Unfortunately, Fridman and his colleagues were only able to cloak periods of 0.00012 seconds, not nearly enough time for a thief to rob a bank. However, if the time period were to be extended to microseconds or milliseconds, ultra-secure messages could be hidden in the temporal cloaks. While there may not be a big market for microsecond temporal cloaking among the general public, this technology has definite military applications, especially as countries upgrade their security to deal with the advances of the information age.

This brings us back to why the topic of invisibility came about in the first place: Quantum Stealth. Is it the real deal? Will the U.S. Army outfit itself in a new one-size-fits-all uniform, a camouflage so effective that the enemy would have to bump into our soldiers to realize their presence?

The brief history of cloaking breakthroughs suggests that we most likely will not see G.I.s suit up in invisible fatigues this year or the next. However, as more research teams jump into the field, other, less militaristic applications of this growing technology could become possible.

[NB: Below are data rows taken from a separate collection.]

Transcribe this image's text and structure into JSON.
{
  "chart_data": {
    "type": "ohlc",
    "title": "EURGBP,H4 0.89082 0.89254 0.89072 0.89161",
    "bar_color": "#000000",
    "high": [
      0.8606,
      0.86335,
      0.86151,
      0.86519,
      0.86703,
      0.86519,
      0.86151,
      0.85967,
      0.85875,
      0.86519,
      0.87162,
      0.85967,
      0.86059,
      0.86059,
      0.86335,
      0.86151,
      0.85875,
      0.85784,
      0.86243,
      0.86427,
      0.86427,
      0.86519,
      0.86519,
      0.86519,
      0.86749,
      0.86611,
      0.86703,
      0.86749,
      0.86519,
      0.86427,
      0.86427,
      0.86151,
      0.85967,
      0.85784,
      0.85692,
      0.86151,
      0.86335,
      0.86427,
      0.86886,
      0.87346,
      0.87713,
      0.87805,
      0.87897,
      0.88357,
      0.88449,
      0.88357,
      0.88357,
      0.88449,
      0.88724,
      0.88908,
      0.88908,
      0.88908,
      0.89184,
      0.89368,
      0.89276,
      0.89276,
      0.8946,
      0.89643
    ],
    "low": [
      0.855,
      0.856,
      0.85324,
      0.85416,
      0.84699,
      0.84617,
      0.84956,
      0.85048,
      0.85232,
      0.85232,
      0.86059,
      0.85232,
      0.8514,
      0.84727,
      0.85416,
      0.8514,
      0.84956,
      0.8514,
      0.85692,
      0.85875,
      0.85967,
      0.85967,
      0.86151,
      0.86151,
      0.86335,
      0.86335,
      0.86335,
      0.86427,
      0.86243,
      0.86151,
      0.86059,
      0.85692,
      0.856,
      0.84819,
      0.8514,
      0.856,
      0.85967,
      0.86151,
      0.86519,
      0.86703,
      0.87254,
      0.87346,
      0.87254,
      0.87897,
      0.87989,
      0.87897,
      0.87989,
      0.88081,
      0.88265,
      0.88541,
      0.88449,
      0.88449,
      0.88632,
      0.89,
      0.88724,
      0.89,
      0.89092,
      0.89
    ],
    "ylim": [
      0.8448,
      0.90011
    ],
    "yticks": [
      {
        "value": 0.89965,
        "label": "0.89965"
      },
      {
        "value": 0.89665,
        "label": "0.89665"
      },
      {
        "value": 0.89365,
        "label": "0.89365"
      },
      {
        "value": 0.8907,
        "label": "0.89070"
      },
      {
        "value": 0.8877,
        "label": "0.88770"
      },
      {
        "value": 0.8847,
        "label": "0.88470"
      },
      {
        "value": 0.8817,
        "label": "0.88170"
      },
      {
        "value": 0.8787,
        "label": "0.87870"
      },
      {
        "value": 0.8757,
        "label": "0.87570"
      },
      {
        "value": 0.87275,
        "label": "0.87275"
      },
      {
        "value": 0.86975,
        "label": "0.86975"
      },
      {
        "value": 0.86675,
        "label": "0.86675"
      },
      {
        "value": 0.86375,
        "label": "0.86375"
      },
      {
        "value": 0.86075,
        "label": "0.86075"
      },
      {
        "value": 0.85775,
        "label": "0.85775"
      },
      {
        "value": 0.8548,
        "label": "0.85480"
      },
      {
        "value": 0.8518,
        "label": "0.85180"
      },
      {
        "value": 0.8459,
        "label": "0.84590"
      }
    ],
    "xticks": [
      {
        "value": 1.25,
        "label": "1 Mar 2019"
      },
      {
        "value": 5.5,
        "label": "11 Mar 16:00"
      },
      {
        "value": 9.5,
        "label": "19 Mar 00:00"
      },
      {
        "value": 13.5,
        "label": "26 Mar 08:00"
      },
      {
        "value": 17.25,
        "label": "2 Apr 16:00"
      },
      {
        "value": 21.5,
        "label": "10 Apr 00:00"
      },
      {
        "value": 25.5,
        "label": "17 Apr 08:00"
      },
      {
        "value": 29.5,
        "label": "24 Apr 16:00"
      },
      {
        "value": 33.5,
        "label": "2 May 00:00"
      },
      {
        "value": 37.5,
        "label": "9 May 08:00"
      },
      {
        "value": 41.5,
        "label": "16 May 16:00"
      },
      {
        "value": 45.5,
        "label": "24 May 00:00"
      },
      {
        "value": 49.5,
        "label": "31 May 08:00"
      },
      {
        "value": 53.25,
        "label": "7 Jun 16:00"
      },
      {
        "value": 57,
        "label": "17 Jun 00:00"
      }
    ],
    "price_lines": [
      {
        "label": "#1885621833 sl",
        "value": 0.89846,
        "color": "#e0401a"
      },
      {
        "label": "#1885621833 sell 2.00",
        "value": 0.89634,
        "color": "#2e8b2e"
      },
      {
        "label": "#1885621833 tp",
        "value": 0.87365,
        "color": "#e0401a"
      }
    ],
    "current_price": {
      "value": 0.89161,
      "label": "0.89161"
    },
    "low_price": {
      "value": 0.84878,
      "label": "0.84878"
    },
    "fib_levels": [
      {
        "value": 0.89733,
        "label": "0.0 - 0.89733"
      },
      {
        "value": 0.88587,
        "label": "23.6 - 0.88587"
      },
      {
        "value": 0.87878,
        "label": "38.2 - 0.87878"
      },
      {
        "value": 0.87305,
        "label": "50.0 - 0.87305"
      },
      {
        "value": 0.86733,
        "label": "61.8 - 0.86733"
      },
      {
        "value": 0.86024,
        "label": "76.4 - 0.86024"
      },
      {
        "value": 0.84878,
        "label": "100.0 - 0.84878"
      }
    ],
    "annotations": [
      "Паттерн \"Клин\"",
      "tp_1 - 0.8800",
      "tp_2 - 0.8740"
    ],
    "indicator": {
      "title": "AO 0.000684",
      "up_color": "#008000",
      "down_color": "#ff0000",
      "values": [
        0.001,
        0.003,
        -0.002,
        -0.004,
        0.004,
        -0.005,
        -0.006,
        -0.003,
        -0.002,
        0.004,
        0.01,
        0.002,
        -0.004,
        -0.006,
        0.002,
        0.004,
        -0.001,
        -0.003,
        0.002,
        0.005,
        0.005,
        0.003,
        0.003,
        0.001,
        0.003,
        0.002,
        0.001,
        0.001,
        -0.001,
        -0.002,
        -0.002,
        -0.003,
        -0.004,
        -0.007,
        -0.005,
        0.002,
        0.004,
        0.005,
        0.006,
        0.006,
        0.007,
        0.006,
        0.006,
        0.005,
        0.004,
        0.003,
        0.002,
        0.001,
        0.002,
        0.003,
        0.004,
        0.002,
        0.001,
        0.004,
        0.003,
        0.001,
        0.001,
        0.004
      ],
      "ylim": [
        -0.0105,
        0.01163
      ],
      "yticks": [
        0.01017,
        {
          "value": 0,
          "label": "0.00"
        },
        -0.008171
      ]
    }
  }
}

Metamaterials could be used to deflect and concentrate sound waves, allowing doctors to use this sound beam to destroy tumors without hurting anything else, and invisibility cloaks could be used on organs and tissue, improving medical imaging by selectively hiding tissue so that the diseased organ can be seen more clearly. As applications continue to develop, it may only be a matter of time before we fully harness the power of invisibility.

Just as we mastered flight, space travel, and other abilities thought to exist only in science fiction, we are headed towards conquering the next great frontier.